Untuk pemerintah daerah yang ada di Indonesia, pendapatan utamanya berasal dari
tiga sumber : Pendapatan Asli Daerah (PAD) melalui pajak dan retribusi,
transfer dari pusat dan pendapatan lainnya. Mengingat rata-rata sumber
pendapatan pemerintah daerah didominasi oleh dana perimbangan yaitu sekitar
80-90%, maka sumber pendapatan pemda dalam kondisi dependable (ketergantungan).
Pada tahun 2011, persentase dana perimbangan hanya sebesar 19% untuk Kabupaten
Badung, sementara itu mencapai 97% untuk Kota Tual. Beberapa daerah yang
dianugerahi kekayaan alam yang melimpah seperti di Kalimantan Timur, Riau dan
Papua memiliki persentase dana bagi hasil yang signifikan, tertinggi mencapai
87% untuk Kab. Kutai Kertanegara.
2. Belanja.
Bagian ini menujukkan perkembangan total belanja dalam periode 5 (lima) tahun.
Selain itu, akan ditunjukkan pula perubahan dalam jenis belanja sehingga dapat
diketahui jika ada satu komponen yang berubah relatif terhadap komponen lain.
Untuk pemda di Indonesia, klasifikasi belanja secara ekonomi dibagi kedalam 10
(sepuluh) jenis, yaitu belanja pegawai, barang dan jasa, modal, belanja bunga,
belanja subsidi, belanja hibah, belanja bantuan sosial, belanja bagi hasil kpd
Prop/Kab/Kota dan Pemdes, belanja bantuan keuangan kpd Prop/Kab/Kota dan
Pemdes, dan belanja tidak terduga. Belanja pegawai, barang jasa dan modal
merupakan tiga jenis belanja dengan persentase terbesar dibanding jenis belanja
lainnya. Oleh karena itu, dalam bagian ini belanja berdasar klasifikasi ekonomi
dibagi kedalam 4 kelompok yaitu belanja pegawai, barang jasa, modal dan
lain-lain.
3. Surplus/Defisit. Pada bagian ini ditunjukkan
aktual pendapatan, belanja dan surplus/defisit dalam periode 5 (lima) tahun.
Pada dasarnya, dari bagian ini dapat terlihat “surplus dan defisit” secara
nasional. Namun, tidak seperti private sector, surplus yang besar tidak
diharapkan terjadi karena hal ini dapat mengindikasikan bahwa pemerintah daerah
tidak memberikan pelayanan publik secara optimal dalam beberapa hal.
4. Pembiayaan.

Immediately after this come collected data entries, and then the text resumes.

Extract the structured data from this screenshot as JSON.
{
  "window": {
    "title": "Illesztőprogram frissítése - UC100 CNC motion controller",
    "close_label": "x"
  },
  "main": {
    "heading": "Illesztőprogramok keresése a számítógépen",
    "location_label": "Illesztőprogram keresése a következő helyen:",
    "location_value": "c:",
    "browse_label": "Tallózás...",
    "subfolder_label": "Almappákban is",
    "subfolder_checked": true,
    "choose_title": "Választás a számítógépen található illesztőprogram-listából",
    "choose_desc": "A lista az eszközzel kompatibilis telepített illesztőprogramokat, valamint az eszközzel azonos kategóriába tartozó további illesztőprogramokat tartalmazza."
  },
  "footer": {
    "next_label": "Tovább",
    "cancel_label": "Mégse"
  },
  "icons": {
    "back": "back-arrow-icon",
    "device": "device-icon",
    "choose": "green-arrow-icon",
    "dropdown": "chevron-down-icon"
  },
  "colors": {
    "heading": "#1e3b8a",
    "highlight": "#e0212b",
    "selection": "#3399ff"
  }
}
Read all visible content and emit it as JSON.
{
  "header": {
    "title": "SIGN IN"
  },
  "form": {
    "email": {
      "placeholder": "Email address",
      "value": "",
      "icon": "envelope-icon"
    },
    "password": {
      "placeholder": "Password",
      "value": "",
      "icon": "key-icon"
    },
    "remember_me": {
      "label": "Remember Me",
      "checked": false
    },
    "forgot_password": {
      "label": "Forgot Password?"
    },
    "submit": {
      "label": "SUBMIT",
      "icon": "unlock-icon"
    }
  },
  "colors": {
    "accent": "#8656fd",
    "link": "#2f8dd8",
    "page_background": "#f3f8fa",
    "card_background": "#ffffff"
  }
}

Pos ini menggambarkan transaksi
keuangan pemda yang dimaksudkan untuk menutup selisih antara Pendapatan dan
Belanja Daerah. Jika Pendapatan lebih kecil dari belanja maka terjadi defisit
dan akan ditutupi dengan penerimaan pembiayaan, begitu juga sebaliknya.
LATAR BELAKANG
Pengertian APBD
APBD adalah suatu
rancangan keuangan tahunan daerah yang ditetapkan berdasarkan peraturan daerah
tentang Anggaran Pendapatan dan Belanja Daerah. Seperti halnya dengan APBN,
rencana APBD diajukan setiap tahun oleh pemerintah daerah kepada DPRD untuk
dibahas dan kemudian disahkan sebagai peraturan daerah.
Fungsi
APBD
Pada Peraturan menteri
dalam Negeri Nomor 13 Thn 2006 menyatakan bahwa APBD
mempunyai beberapa fungsi antara lain sebagai berikut:
- Fungsi otorisasi.Anggaran daerah tersebut menjadi dasar untuk dapat melaksanakan pendapatan serta belanja daerah ditahun bersangkutan
- Fungsi perencanaan.Anggaran daerah tersebut menjadi suatu pedoman bagi manajemen didalam merencanakan suatu kegiatan pada tahun yang bersangkutan.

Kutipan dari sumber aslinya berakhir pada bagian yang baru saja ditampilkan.